The Basenji is a dog with a reputation for having a catlike demeanor. Considering a cat has a strong lean towards autonomy and many expect dogs to be somewhat the opposite, it can leave one wondering how the two balance out. Many take on the Basenji assuming that their new pet will make the necessary adjustments to their new living arrangement. The best type of home and owner for a Basenji is one that can keep all expectations to a minimum and consistently enforce boundaries from the start. The Basenji owner who decides to wait until negative behaviors rear their head to invest in proper training is the one who often gives up in frustration.
That being said, usually one Basenji is enough for most people. This dog, whose instincts and traits carry over from thousands of years of hunting in the African bush, simply does not require its owner's approval to exist. Surviving in the wilds of Africa requires a high level of intelligence and the Basenji is one with a strong sense of self. Like a cat, they can be loving and paw for attention but also know when they want to be left alone. A Basenji will flourish in a home with an owner that not only knows how to impose boundaries but respect them as well.
If an owner can recognize and respect the Basenji's need for space, both physically and psychologically, then two Basenjis will not be a problem. As Basenjis are largely territorial, keeping conflict to a minimum means having a male and female as a pair. This breed carries a strong pack order mentality, meaning there must be a dominate male and female. It is a throwback to a survival mechanism that simply cannot be trained out by any measure. With one dominate male in the house and one dominate female, there is no need to prove who is in charge as males and females rarely fight each other in the wild. Having two Basenjis in the house also means they have someone of their own energy level to stay busy with.
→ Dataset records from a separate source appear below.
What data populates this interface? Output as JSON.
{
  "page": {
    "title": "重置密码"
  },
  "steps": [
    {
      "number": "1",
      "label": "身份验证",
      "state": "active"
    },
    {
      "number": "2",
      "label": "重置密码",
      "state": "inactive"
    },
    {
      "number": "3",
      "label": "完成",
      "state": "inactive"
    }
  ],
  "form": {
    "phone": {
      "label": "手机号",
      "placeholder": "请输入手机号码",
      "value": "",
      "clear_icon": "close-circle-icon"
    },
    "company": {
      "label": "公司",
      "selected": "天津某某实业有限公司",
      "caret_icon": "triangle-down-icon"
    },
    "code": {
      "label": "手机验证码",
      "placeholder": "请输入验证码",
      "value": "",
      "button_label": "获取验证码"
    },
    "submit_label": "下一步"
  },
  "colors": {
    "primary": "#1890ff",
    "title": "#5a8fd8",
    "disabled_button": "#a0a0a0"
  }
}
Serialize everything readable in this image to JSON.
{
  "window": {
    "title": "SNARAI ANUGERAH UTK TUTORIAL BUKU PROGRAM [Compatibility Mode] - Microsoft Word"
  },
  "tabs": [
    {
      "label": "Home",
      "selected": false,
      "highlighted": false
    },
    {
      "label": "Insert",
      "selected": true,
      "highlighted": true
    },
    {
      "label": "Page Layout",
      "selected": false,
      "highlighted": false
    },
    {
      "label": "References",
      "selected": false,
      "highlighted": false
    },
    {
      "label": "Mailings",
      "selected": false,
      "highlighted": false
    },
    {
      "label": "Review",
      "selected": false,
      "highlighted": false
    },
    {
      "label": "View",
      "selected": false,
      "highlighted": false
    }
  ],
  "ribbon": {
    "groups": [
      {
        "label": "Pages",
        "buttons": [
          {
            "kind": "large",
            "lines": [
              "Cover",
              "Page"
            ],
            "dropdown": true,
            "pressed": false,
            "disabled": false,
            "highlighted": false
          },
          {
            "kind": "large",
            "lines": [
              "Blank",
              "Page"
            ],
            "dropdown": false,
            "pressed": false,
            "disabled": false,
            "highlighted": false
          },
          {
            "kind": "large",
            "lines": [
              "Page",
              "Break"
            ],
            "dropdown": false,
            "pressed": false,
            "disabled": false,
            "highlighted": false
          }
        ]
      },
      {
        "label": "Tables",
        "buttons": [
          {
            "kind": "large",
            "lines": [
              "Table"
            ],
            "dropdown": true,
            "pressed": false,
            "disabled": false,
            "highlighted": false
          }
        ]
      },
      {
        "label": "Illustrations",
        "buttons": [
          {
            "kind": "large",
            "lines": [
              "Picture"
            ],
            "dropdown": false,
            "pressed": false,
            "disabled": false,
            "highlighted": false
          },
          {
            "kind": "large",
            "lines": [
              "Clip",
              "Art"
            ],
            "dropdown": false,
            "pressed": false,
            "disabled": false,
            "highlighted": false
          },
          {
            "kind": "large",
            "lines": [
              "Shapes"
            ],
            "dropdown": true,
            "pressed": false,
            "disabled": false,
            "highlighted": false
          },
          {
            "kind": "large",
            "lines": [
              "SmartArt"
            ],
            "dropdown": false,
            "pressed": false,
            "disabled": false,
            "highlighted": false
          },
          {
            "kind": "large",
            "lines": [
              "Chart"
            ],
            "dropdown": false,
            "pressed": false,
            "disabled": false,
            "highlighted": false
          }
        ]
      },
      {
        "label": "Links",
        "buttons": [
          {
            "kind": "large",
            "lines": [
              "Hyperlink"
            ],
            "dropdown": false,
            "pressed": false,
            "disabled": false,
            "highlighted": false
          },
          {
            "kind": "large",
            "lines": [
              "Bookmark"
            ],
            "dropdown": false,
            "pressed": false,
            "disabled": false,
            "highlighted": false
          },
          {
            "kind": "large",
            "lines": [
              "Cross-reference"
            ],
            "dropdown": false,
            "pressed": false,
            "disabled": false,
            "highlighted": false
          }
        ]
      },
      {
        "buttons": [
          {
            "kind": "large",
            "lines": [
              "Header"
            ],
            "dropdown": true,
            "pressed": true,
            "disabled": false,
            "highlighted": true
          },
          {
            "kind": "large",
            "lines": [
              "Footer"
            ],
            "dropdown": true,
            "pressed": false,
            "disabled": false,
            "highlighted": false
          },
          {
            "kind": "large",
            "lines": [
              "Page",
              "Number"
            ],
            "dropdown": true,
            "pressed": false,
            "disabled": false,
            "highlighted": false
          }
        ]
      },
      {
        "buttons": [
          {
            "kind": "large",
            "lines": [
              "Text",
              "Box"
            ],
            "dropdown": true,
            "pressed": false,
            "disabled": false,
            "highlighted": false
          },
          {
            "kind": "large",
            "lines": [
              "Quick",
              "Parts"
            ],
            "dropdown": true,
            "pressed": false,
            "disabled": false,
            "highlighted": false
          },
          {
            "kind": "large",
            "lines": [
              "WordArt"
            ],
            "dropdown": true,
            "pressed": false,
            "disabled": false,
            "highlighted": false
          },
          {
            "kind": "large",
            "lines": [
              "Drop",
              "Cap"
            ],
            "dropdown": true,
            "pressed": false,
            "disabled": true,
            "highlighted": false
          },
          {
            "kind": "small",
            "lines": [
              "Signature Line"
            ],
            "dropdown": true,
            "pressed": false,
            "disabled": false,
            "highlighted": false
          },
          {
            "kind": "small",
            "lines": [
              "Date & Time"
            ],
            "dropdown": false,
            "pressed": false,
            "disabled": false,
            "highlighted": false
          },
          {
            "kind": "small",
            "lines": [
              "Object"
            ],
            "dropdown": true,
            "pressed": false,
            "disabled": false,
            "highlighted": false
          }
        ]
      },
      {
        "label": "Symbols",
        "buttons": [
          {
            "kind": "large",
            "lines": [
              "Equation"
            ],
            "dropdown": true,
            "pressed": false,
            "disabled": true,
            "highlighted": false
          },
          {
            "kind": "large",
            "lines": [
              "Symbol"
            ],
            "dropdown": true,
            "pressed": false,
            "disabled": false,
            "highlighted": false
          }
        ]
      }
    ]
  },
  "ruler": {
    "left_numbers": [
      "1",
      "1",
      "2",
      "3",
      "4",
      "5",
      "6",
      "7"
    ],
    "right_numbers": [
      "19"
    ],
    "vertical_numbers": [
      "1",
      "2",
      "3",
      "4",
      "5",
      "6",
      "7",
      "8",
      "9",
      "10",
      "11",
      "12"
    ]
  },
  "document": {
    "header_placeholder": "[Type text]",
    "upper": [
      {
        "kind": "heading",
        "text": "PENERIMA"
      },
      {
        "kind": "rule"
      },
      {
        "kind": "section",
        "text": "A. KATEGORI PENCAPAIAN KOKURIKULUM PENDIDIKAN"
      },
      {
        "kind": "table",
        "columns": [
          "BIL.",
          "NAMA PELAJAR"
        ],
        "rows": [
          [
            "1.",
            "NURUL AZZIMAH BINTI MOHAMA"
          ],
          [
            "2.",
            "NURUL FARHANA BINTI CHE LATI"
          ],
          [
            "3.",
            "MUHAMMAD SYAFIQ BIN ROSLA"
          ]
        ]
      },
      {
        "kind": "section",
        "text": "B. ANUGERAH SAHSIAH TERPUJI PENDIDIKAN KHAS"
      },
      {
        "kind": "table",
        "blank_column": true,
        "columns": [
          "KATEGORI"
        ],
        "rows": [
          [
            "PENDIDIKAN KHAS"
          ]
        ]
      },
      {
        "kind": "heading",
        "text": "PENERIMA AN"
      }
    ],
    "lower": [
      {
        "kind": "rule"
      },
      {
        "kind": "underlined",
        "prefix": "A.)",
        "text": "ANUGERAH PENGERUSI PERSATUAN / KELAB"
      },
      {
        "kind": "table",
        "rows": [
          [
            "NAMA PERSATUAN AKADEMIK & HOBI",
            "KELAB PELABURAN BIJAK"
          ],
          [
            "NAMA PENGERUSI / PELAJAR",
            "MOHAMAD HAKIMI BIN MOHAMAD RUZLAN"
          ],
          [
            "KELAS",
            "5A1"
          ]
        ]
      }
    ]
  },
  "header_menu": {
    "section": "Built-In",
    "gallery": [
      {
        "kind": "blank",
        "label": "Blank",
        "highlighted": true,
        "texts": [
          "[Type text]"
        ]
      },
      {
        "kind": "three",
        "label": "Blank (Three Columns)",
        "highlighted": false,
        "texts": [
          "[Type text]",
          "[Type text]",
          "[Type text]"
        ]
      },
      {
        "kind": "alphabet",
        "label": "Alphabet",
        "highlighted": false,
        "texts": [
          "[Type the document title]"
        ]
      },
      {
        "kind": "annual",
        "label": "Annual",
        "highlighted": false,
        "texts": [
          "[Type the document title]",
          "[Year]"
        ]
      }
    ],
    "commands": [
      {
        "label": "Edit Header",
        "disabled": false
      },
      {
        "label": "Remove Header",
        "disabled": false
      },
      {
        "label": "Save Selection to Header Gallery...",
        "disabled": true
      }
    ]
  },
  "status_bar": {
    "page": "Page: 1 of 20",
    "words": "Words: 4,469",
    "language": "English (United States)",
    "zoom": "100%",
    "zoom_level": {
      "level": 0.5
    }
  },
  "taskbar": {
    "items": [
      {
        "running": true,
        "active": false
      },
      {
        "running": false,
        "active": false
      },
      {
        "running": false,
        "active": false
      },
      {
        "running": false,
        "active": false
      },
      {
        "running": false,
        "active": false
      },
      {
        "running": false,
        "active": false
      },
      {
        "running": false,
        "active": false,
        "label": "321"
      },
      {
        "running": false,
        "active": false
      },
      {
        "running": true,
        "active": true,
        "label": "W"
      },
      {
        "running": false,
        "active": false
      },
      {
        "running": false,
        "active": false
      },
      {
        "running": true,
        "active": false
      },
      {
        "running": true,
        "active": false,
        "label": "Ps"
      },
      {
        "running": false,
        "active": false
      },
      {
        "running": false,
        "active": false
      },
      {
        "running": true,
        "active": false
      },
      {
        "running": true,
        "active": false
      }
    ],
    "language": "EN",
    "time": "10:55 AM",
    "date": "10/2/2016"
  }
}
The now domesticated Basenji also does quite well with other animals and children as long as they are socialized with such regularly and from the very beginning. Older Basenjis introduced into new environments may have difficulty as they have already developed certain habits and expectations. It is actually quite common for Basenji owners to have other breeds of dog in their home that have no problem getting along. It should be noted that small animals can trigger a Basenji's deep seated hunting tendency and should be kept out of sight. No matter how many Basenjis are in the house, children should be taught to respect any animal's boundaries.